# Salary Prediction from LinkedIn Job Postings - Train Multi Layer Perceptron

In [1]:
import salary
import numpy as np
from sklearn.base import clone
from sklearn.decomposition import PCA
from sklearn.pipeline import make_pipeline
from sklearn.compose import ColumnTransformer
from sklearn.preprocessing import StandardScaler, OneHotEncoder, TargetEncoder
from sklearn.impute import SimpleImputer
from sklearn.model_selection import KFold, GridSearchCV
import torch
from torch import nn, optim
import random
from skorch import NeuralNetRegressor, dataset
from skorch.callbacks import EarlyStopping, LRScheduler, EpochScoring

  from .autonotebook import tqdm as notebook_tqdm


In [2]:
torch.manual_seed(42)
random.seed(42)

## Train & Tune Model

In [3]:
(X_train, y_train) = salary.get_train_dataset()
(X_test, y_test) = salary.get_test_dataset()

In [4]:
preprocessor = make_pipeline(
    ColumnTransformer(
        transformers=[
            ('sbert_pca_encoder', make_pipeline(
                salary.SentenceBertEncoder(),
                StandardScaler(),
                PCA(n_components=0.9, random_state=42) 
            ), ['title']),
            ('one_hot_encoder', OneHotEncoder(sparse_output=False, handle_unknown='ignore'), ['clustered_edu_req', 'clustered_pref_qual', 'clustered_req_skill', 'location_state', 'company_industries', 'formatted_experience_level', 'formatted_work_type']),
            ('target_encoder', make_pipeline(
                TargetEncoder(random_state=42),
                StandardScaler(),
            ), ['norm_title', 'clustered_edu_req', 'clustered_pref_qual', 'clustered_req_skill', 'location_state', 'company_industries', 'formatted_experience_level', 'formatted_work_type']),
            ('experience_level', salary.experience_level_encoder, ['formatted_experience_level']),
            ('work_type', salary.work_type_encoder, ['formatted_work_type']),
            ('remote_allowed', 'passthrough', ['remote_allowed']),
            ('company_employee_count', make_pipeline(
                SimpleImputer(strategy='median'),
                StandardScaler(),
            ), ['company_employee_count']),
        ],
        remainder='drop'
    )
)

In [5]:
(train_size, num_features) = clone(preprocessor).fit_transform(X_train, y_train).shape
(train_size, num_features)

(27885, 416)

In [6]:
class Model(nn.Module):
    def __init__(self, n_units_1=128, n_units_2=64, n_units_3=32,
                dropout_rate=0.3, leaky_relu_slope=0.2):
        super().__init__()
        # Layer 1
        self.linear1 = nn.Linear(num_features, n_units_1).double()
        self.bn1 = nn.BatchNorm1d(n_units_1).double()
        self.dropout1 = nn.Dropout(dropout_rate).double()

        # Layer 2
        self.linear2 = nn.Linear(n_units_1, n_units_2).double()
        self.bn2 = nn.BatchNorm1d(n_units_2).double()
        self.dropout2 = nn.Dropout(dropout_rate).double()

        # Layer 3
        self.linear3 = nn.Linear(n_units_2, n_units_3).double()
        self.bn3 = nn.BatchNorm1d(n_units_3).double()
        self.dropout3 = nn.Dropout(dropout_rate).double()

        # Output layer
        self.output = nn.Linear(n_units_3, 1).double()

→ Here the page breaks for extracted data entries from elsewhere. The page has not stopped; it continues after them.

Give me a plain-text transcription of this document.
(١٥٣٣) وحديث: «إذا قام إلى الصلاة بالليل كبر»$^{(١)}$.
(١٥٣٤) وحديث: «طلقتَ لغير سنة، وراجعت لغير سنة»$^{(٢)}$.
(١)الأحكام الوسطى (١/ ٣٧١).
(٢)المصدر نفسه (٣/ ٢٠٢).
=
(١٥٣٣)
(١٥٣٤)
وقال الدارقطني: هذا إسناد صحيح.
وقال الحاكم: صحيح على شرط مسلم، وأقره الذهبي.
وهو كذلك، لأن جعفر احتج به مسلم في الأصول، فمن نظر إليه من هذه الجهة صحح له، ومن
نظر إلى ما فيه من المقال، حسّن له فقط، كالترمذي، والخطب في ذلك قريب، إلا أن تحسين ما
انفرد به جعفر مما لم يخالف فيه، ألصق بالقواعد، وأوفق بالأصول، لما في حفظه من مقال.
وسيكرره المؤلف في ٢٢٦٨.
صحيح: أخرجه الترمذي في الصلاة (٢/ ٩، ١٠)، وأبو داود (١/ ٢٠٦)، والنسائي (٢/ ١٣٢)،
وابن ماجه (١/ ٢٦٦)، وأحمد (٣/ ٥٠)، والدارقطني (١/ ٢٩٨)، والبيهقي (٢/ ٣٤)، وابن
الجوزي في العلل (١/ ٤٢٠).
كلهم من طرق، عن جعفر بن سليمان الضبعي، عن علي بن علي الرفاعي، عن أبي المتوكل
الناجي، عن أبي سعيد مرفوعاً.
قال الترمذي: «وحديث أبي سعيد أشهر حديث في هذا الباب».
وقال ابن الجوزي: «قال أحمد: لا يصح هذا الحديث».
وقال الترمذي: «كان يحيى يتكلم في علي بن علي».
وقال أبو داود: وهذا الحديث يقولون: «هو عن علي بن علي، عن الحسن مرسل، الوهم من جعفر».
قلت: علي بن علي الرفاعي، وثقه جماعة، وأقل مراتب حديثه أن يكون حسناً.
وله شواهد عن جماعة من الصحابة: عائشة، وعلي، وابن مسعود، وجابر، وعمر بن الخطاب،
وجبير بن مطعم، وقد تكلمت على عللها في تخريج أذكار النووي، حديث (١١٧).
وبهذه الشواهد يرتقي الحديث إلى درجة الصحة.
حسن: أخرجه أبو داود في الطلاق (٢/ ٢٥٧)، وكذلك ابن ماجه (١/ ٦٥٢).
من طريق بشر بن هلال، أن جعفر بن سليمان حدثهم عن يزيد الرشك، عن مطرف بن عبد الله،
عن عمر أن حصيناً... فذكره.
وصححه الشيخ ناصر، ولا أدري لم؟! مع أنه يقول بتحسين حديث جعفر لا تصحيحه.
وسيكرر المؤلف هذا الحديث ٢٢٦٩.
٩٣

        # Activation function
        self.leaky_relu = nn.LeakyReLU(negative_slope=leaky_relu_slope).double()

    def forward(self, X):

        # Layer 1
        X = self.leaky_relu(self.linear1(X))
        X = self.bn1(X)
        X = self.dropout1(X)

        # Layer 2
        X = self.leaky_relu(self.linear2(X))
        X = self.bn2(X)
        X = self.dropout2(X)

        # Layer 3
        X = self.leaky_relu(self.linear3(X))
        X = self.bn3(X)
        X = self.dropout3(X)

        # Output layer
        X = self.output(X)
        
        return X

In [7]:
model = make_pipeline(
    clone(preprocessor), 
    GridSearchCV(
        NeuralNetRegressor(
            Model,
            max_epochs=150,
            criterion=nn.MSELoss,
            batch_size=64,
            optimizer=optim.AdamW,
            iterator_train__shuffle=True,
            train_split=dataset.ValidSplit(cv=5),
            callbacks=[
                EarlyStopping(patience=10, monitor='valid_loss', load_best=True),
                LRScheduler(policy=optim.lr_scheduler.ReduceLROnPlateau, patience=5, factor=0.5, monitor='valid_loss'),  # type: ignore
                EpochScoring(scoring='r2', on_train=False),
            ]
        ),
        { 'lr': [5e-2] },
        scoring='r2',
        cv=KFold(n_splits=5, shuffle=True, random_state=42)
    )
).fit(X_train, np.array(y_train).reshape(-1, 1))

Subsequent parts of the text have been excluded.